Can the Hyperloop Be Crowdfunded?

 By 
Chris Taylor
 on 
Can the Hyperloop Be Crowdfunded?

Remember when the government used to fund big risky moonshot ventures like, well, the Moon shot? Remember when billionaires used to put money behind their own big ideas? No longer. In the 21st century, apparently, it's up to the Internet to change the world.

That appears to be the message behind JumpStartFund's announcement Thursday that it is forming a team to turn Elon Musk's Hyperloop idea into a reality. JumpStartFund, based in El Segundo, Calif., is a new social network for entrepreneurs to collaborate around ideas, and -- in theory -- to then open them up to online funding efforts along the lines of Kickstarter.

"There's a lot of eager minds out there wanting to work on things like this, but they don't know how to get involved," Patricia Galloway, president of the America Society of Civil Engineers, told the San Francisco Chronicle. "I'm sure we're going to find scientists and engineers in laboratories willing to take this on part time or full time."

Galloway will be working with Marco Villa, former mission director for Musk's rocket-launching firm SpaceX, on coordinating the collaboration.
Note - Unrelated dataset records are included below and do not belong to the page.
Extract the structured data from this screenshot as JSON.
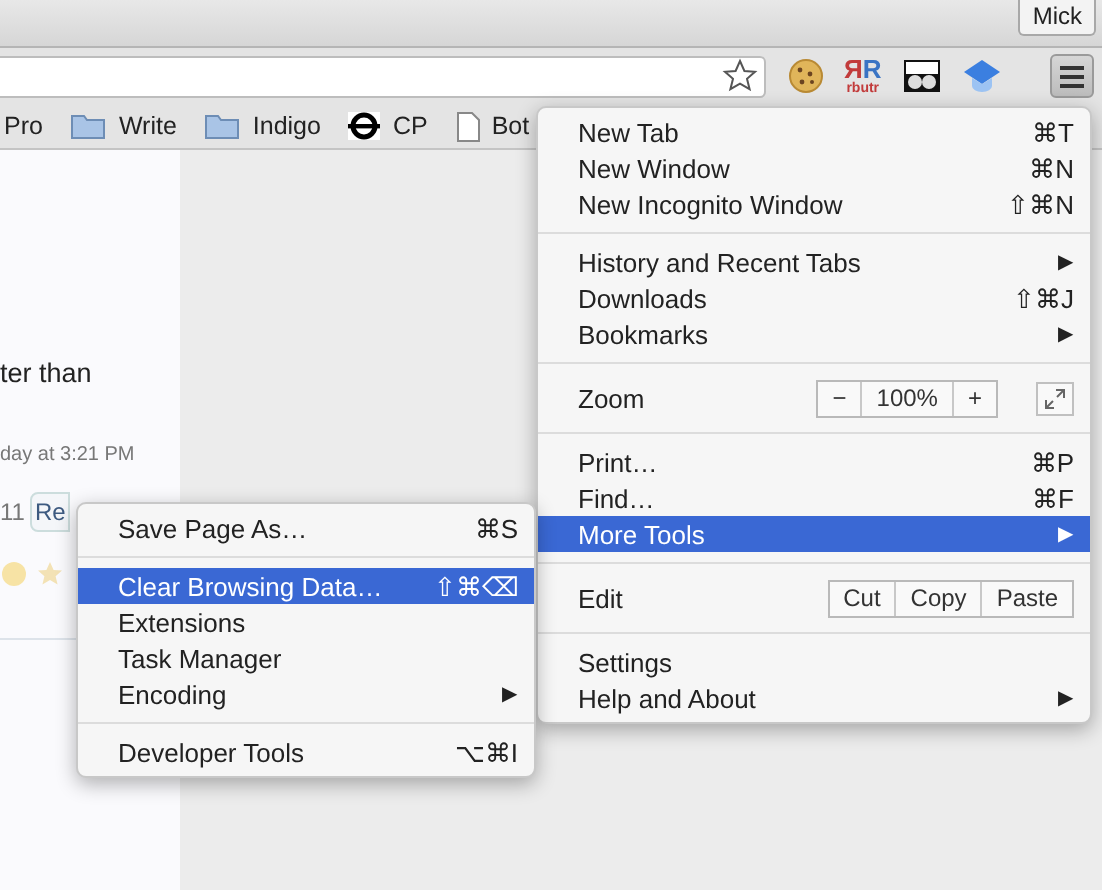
{
  "window": {
    "user": "Mick"
  },
  "extensions": [
    {
      "kind": "cookie"
    },
    {
      "kind": "rbutr",
      "letters": [
        "Я",
        "R"
      ],
      "caption": "rbutr"
    },
    {
      "kind": "glasses"
    },
    {
      "kind": "cap"
    }
  ],
  "bookmarks": [
    {
      "label": "Pro",
      "kind": "text"
    },
    {
      "label": "Write",
      "kind": "folder"
    },
    {
      "label": "Indigo",
      "kind": "folder"
    },
    {
      "label": "CP",
      "kind": "site"
    },
    {
      "label": "Bot",
      "kind": "page"
    }
  ],
  "page": {
    "lines": [
      "ter than",
      "day at 3:21 PM"
    ],
    "count": "11",
    "reply_button": "Re"
  },
  "main_menu": {
    "sections": [
      [
        {
          "kind": "item",
          "label": "New Tab",
          "shortcut": "⌘T",
          "selected": false
        },
        {
          "kind": "item",
          "label": "New Window",
          "shortcut": "⌘N",
          "selected": false
        },
        {
          "kind": "item",
          "label": "New Incognito Window",
          "shortcut": "⇧⌘N",
          "selected": false
        }
      ],
      [
        {
          "kind": "item",
          "label": "History and Recent Tabs",
          "arrow": "▶",
          "selected": false
        },
        {
          "kind": "item",
          "label": "Downloads",
          "shortcut": "⇧⌘J",
          "selected": false
        },
        {
          "kind": "item",
          "label": "Bookmarks",
          "arrow": "▶",
          "selected": false
        }
      ],
      [
        {
          "kind": "zoom",
          "label": "Zoom",
          "minus": "−",
          "level": "100%",
          "plus": "+",
          "selected": false
        }
      ],
      [
        {
          "kind": "item",
          "label": "Print…",
          "shortcut": "⌘P",
          "selected": false
        },
        {
          "kind": "item",
          "label": "Find…",
          "shortcut": "⌘F",
          "selected": false
        },
        {
          "kind": "item",
          "label": "More Tools",
          "arrow": "▶",
          "selected": true
        }
      ],
      [
        {
          "kind": "edit",
          "label": "Edit",
          "buttons": [
            "Cut",
            "Copy",
            "Paste"
          ],
          "selected": false
        }
      ],
      [
        {
          "kind": "item",
          "label": "Settings",
          "selected": false
        },
        {
          "kind": "item",
          "label": "Help and About",
          "arrow": "▶",
          "selected": false
        }
      ]
    ]
  },
  "more_tools_menu": {
    "sections": [
      [
        {
          "kind": "item",
          "label": "Save Page As…",
          "shortcut": "⌘S",
          "selected": false
        }
      ],
      [
        {
          "kind": "item",
          "label": "Clear Browsing Data…",
          "shortcut": "⇧⌘⌫",
          "selected": true
        },
        {
          "kind": "item",
          "label": "Extensions",
          "selected": false
        },
        {
          "kind": "item",
          "label": "Task Manager",
          "selected": false
        },
        {
          "kind": "item",
          "label": "Encoding",
          "arrow": "▶",
          "selected": false
        }
      ],
      [
        {
          "kind": "item",
          "label": "Developer Tools",
          "shortcut": "⌥⌘I",
          "selected": false
        }
      ]
    ]
  }
}
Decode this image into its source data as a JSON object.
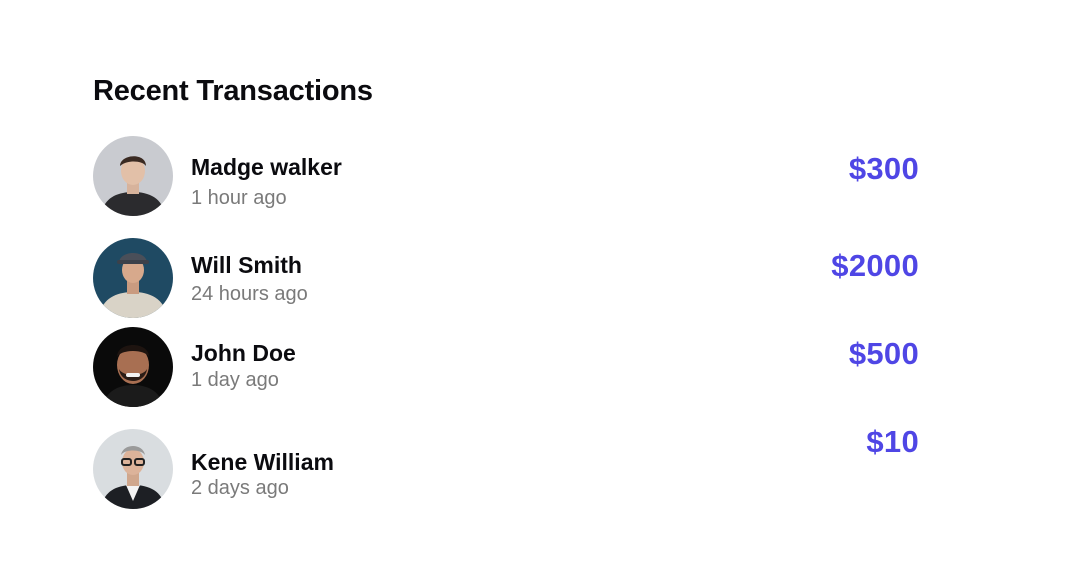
{
  "header": {
    "title": "Recent Transactions"
  },
  "accent_color": "#4f46e5",
  "transactions": [
    {
      "name": "Madge walker",
      "time": "1 hour ago",
      "amount": "$300",
      "avatar_icon": "person-photo"
    },
    {
      "name": "Will Smith",
      "time": "24 hours ago",
      "amount": "$2000",
      "avatar_icon": "person-photo"
    },
    {
      "name": "John Doe",
      "time": "1 day ago",
      "amount": "$500",
      "avatar_icon": "person-photo"
    },
    {
      "name": "Kene William",
      "time": "2 days ago",
      "amount": "$10",
      "avatar_icon": "person-photo"
    }
  ]
}
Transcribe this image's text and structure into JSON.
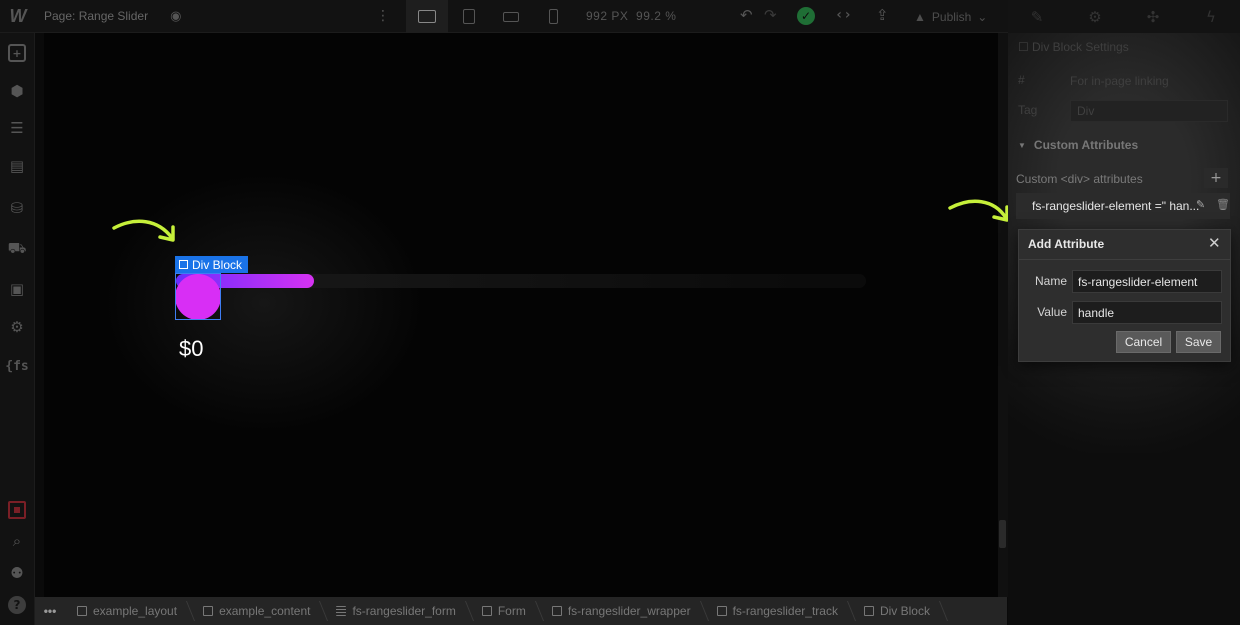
{
  "topbar": {
    "logo": "W",
    "page_label": "Page: Range Slider",
    "viewport_width": "992 PX",
    "zoom": "99.2 %",
    "publish_label": "Publish"
  },
  "canvas": {
    "selection_label": "Div Block",
    "price_text": "$0",
    "slider": {
      "fill_fraction": 0.2
    },
    "colors": {
      "handle": "#d82ef5",
      "fill_start": "#6a2cff",
      "fill_end": "#d632f2",
      "arrow": "#c6f03a",
      "selection": "#1a73e8"
    }
  },
  "breadcrumb": {
    "more": "•••",
    "items": [
      {
        "label": "example_layout",
        "icon": "box-icon"
      },
      {
        "label": "example_content",
        "icon": "box-icon"
      },
      {
        "label": "fs-rangeslider_form",
        "icon": "form-icon"
      },
      {
        "label": "Form",
        "icon": "box-icon"
      },
      {
        "label": "fs-rangeslider_wrapper",
        "icon": "box-icon"
      },
      {
        "label": "fs-rangeslider_track",
        "icon": "box-icon"
      },
      {
        "label": "Div Block",
        "icon": "box-icon"
      }
    ]
  },
  "panel": {
    "settings_title": "Div Block Settings",
    "id_placeholder": "For in-page linking",
    "tag_label": "Tag",
    "tag_value": "Div",
    "section_title": "Custom Attributes",
    "attr_caption": "Custom <div> attributes",
    "attr_row": "fs-rangeslider-element =\" han..."
  },
  "dialog": {
    "title": "Add Attribute",
    "name_label": "Name",
    "name_value": "fs-rangeslider-element",
    "value_label": "Value",
    "value_value": "handle",
    "cancel_label": "Cancel",
    "save_label": "Save"
  }
}
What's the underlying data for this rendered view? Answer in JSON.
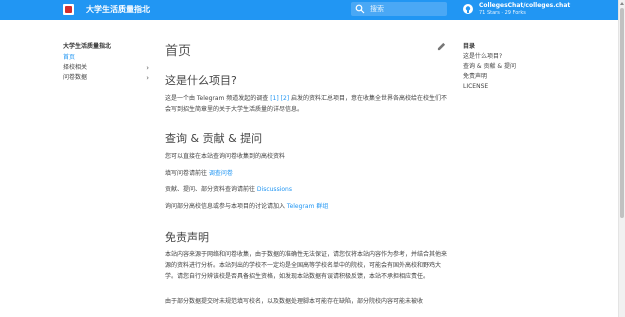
{
  "header": {
    "site_title": "大学生活质量指北",
    "search_placeholder": "搜索",
    "repo_name": "CollegesChat/colleges.chat",
    "repo_stats": "71 Stars · 29 Forks"
  },
  "nav": {
    "title": "大学生活质量指北",
    "items": [
      {
        "label": "首页",
        "active": true
      },
      {
        "label": "择校相关",
        "expandable": true
      },
      {
        "label": "问卷数据",
        "expandable": true
      }
    ]
  },
  "main": {
    "page_title": "首页",
    "sections": [
      {
        "heading": "这是什么项目?",
        "paragraph": {
          "before": "这是一个由 Telegram 频道发起的调查 ",
          "link1": "[1]",
          "middle": " ",
          "link2": "[2]",
          "after": " 启发的资料汇总项目，意在收集全世界各高校给在校生们不会写到招生简章里的关于大学生活质量的详尽信息。"
        }
      },
      {
        "heading": "查询 & 贡献 & 提问",
        "lines": [
          {
            "text": "您可以直接在本站查询问卷收集到的高校资料",
            "link": ""
          },
          {
            "text": "填写问卷请前往 ",
            "link": "调查问卷"
          },
          {
            "text": "贡献、提问、部分资料查询请前往 ",
            "link": "Discussions"
          },
          {
            "text": "询问部分高校信息或参与本项目的讨论请加入 ",
            "link": "Telegram 群组"
          }
        ]
      },
      {
        "heading": "免责声明",
        "paragraphs": [
          "本站内容来源于网络和问卷收集，由于数据的准确性无法保证，请您仅将本站内容作为参考，并结合其他来源的资料进行分析。本站列出的学校不一定均是全国高等学校名单中的院校，可能会有国外高校和野鸡大学。请您自行分辨该校是否具备招生资格，如发现本站数据有误请积极反馈，本站不承担相应责任。",
          "由于部分数据提交时未规范填写校名，以及数据处理脚本可能存在缺陷，部分院校内容可能未被收"
        ]
      }
    ]
  },
  "toc": {
    "title": "目录",
    "items": [
      "这是什么项目?",
      "查询 & 贡献 & 提问",
      "免责声明",
      "LICENSE"
    ]
  },
  "colors": {
    "primary": "#2196f3",
    "link": "#2196f3"
  }
}
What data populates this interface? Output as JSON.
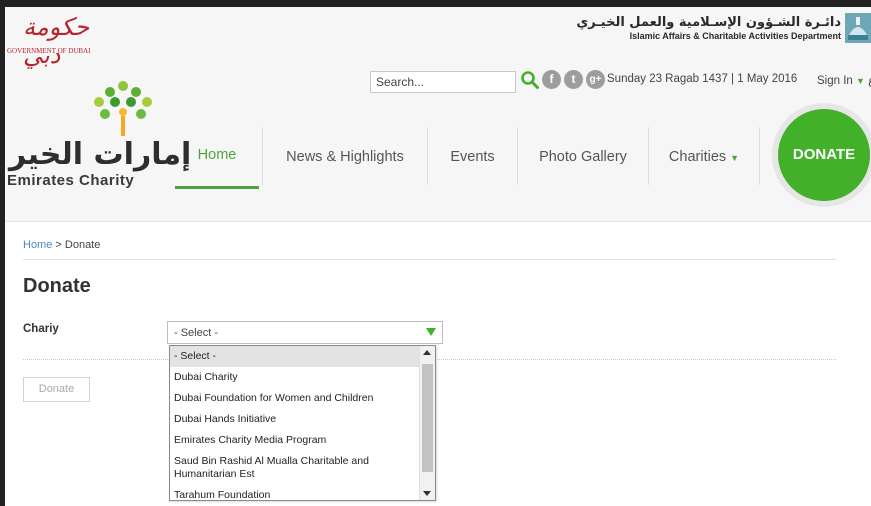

Musk hasn't officially endorsed the JumpStartFund attempt yet, but he did say this when he presented his Hyperloop concept last month: "If someone else goes and does a demo, that would be really awesome. And I hope someone does."

It's also a smart piece of publicity for JumpStartFund, which launched a little over a month ago. If there's as much interest in the Hyperloop as we think there is, the online incubator had better hope it is ready for the deluge of interest that will follow -- and that its crowdfunding operation is road-tested.